Carmel Allagbé, secrétaire général de la coordination des jeunes de la paroisse Sainte Famille de Djidjè, membre de l’équipe organisatrice, se dit très satisfait : « C’est très intéressant cette activité. La preuve, beaucoup de jeunes, difficiles à mobiliser en temps ordinaire, ont manifesté, par leur présence active, leur intérêt pour l’activité ». « Cela dénote, ajoute-t-il, une conscience de l’urgence écologique évoquée par le pape François et à laquelle répond cette opérationSi celle-ci peut être répétée de temps en temps, ce serait très bien ».

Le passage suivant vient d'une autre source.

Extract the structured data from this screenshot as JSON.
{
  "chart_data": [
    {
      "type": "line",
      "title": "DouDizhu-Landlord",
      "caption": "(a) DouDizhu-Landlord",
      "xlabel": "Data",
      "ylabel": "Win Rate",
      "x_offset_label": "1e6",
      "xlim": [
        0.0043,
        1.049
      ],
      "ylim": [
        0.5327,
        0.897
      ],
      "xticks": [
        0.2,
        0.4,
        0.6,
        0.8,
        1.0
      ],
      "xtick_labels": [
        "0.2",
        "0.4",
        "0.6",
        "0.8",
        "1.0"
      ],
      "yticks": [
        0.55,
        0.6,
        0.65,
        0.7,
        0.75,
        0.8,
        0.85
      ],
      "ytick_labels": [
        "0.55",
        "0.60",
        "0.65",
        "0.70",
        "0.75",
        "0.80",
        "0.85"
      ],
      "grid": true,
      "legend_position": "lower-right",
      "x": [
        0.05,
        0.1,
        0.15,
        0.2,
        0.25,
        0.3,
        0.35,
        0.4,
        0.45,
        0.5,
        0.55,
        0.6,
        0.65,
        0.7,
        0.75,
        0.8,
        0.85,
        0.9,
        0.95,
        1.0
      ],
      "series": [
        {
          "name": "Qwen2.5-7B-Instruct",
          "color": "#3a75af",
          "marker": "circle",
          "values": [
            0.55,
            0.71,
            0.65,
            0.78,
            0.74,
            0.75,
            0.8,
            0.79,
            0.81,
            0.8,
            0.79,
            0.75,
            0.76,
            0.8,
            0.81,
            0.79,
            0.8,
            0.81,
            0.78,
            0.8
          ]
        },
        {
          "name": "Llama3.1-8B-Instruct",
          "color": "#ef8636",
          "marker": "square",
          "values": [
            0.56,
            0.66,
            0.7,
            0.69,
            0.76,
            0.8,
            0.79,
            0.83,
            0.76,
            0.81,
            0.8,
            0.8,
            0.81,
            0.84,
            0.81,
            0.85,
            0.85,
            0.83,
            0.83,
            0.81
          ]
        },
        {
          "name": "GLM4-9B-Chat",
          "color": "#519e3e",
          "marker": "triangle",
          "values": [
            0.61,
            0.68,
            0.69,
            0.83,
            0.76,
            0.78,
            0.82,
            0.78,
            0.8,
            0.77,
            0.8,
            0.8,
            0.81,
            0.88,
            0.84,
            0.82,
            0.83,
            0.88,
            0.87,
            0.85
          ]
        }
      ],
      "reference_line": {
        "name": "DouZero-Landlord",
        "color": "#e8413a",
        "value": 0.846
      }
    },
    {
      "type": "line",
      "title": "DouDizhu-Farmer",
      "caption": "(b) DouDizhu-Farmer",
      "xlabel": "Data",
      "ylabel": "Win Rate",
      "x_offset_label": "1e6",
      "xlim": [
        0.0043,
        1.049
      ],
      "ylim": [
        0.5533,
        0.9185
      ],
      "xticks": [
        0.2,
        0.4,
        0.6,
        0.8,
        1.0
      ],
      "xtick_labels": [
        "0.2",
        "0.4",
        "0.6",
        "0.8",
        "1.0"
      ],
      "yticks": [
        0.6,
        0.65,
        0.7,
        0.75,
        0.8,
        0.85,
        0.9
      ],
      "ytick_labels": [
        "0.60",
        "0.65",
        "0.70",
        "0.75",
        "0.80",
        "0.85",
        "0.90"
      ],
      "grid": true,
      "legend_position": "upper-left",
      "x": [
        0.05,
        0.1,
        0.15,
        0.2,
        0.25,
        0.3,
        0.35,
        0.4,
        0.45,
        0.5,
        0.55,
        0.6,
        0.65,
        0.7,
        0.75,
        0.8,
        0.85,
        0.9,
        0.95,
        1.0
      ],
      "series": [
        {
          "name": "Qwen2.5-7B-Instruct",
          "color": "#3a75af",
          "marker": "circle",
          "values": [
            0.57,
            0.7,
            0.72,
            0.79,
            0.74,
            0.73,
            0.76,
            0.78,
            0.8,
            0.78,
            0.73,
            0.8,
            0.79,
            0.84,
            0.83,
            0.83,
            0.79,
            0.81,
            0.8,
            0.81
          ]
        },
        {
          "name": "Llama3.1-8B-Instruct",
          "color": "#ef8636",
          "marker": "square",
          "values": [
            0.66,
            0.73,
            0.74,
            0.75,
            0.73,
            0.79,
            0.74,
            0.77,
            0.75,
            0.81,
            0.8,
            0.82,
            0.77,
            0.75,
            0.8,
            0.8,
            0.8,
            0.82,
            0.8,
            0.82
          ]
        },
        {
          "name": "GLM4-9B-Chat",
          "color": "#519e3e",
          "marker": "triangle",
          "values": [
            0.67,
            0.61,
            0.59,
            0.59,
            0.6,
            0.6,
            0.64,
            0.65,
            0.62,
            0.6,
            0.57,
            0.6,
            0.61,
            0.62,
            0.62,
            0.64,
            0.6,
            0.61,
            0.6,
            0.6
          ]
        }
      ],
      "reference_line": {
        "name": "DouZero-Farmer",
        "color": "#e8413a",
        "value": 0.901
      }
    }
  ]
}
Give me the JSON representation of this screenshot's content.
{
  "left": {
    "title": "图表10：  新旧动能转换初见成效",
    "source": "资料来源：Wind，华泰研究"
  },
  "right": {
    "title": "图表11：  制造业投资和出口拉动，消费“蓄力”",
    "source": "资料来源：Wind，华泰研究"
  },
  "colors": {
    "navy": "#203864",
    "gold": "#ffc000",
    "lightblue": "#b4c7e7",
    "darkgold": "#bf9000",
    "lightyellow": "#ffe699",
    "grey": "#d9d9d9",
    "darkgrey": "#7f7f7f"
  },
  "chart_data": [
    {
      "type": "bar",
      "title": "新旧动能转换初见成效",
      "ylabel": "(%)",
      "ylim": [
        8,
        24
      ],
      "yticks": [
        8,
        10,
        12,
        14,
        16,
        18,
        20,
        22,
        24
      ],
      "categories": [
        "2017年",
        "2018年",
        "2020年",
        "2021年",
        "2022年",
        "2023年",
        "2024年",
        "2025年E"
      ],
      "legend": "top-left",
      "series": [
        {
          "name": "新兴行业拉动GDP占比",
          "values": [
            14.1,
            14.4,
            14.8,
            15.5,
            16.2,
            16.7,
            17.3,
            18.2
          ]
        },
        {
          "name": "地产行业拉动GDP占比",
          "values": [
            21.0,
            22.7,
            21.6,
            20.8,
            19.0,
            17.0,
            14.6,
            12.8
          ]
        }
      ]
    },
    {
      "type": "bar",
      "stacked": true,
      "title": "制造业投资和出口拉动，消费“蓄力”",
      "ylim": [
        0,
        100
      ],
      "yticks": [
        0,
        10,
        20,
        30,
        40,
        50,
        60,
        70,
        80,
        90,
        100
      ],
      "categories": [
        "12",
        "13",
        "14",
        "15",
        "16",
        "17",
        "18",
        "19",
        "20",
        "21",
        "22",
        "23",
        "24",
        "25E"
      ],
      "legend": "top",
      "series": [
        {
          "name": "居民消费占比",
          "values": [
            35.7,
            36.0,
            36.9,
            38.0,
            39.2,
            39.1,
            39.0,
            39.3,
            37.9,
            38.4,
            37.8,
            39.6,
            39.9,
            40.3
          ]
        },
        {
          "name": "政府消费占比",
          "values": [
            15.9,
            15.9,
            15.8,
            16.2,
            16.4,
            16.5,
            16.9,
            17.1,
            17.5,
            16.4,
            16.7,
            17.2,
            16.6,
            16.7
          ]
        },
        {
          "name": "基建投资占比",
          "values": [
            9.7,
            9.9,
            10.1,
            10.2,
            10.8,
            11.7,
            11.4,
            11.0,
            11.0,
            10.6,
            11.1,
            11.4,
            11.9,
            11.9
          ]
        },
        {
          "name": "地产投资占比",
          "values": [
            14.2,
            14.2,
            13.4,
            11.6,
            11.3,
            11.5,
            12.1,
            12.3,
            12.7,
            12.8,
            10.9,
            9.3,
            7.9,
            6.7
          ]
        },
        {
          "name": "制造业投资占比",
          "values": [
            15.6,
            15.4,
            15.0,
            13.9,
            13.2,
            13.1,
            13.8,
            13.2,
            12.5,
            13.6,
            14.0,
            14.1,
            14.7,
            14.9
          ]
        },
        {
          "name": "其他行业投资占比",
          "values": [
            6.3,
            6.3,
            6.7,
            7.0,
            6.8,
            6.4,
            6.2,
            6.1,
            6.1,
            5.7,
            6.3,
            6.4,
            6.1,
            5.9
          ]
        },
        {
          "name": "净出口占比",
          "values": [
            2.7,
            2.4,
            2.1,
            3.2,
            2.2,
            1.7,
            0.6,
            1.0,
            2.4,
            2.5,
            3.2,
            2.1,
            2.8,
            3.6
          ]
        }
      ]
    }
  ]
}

« L’enjeu, c’est de ramasser tout ce qui est sachet plastique jeté par nos concitoyens dans la nature » indique Jérôme Tozé. Mais, selon le coordonnateur de Fondacio en Afrique, le projet veut aller au-delà. « Au-delà du ramassage des sachets plastiques, explique-t-il, nous visons également une sensibilisation à une écologie du cœur en droite ligne avec Laudato si, afin de trouver des mécanismes pour amener les gens à changer le comportement ».
Et de lancer : « l’écologie verte oui, mais l’écologie du cœur aussi ! Il nous faut mettre dans le cœur de nos frères et sœurs le Laudato si. Il est urgent d’y travailler dès maintenant ! »

Au Bénin, en effet, une loi datant de 2017 interdit la production, l’exportation, la commercialisation, la détention, la distribution et l’utilisation des sachets plastiques non biodégradables. Mais force est de constater qu’elle n’est pas encore appliquée par tous.

Le projet Agora Ecologica

« Agora Ecologica, c’est un projet initié par Fondacio en partenariat avec l’aumônerie diocésaine de la jeunesse de Cotonou » explique Jérôme Tozé. Trois pays de la sous-région ouest-africaine y participent : le Bénin, le Togo et le Burkina Faso.
« Nous travaillons dans divers secteurs dont l’environnement. Cela va déboucher sur des formations en ligne avec des experts qui ont déjà travaillé sur l’encyclique Laudato Si et les projets qui vont émerger au bout du processus seront soumis à un concours dont les meilleurs seront primés » ajoute-t-il.
La phase d’incubation en cours est coordonnée par l’Institut de Fondacio basé à Lomé au Togo et a obtenu le soutien des évêques des trois villes ciblées prioritairement : Cotonou, Lomé et Ouagadougou.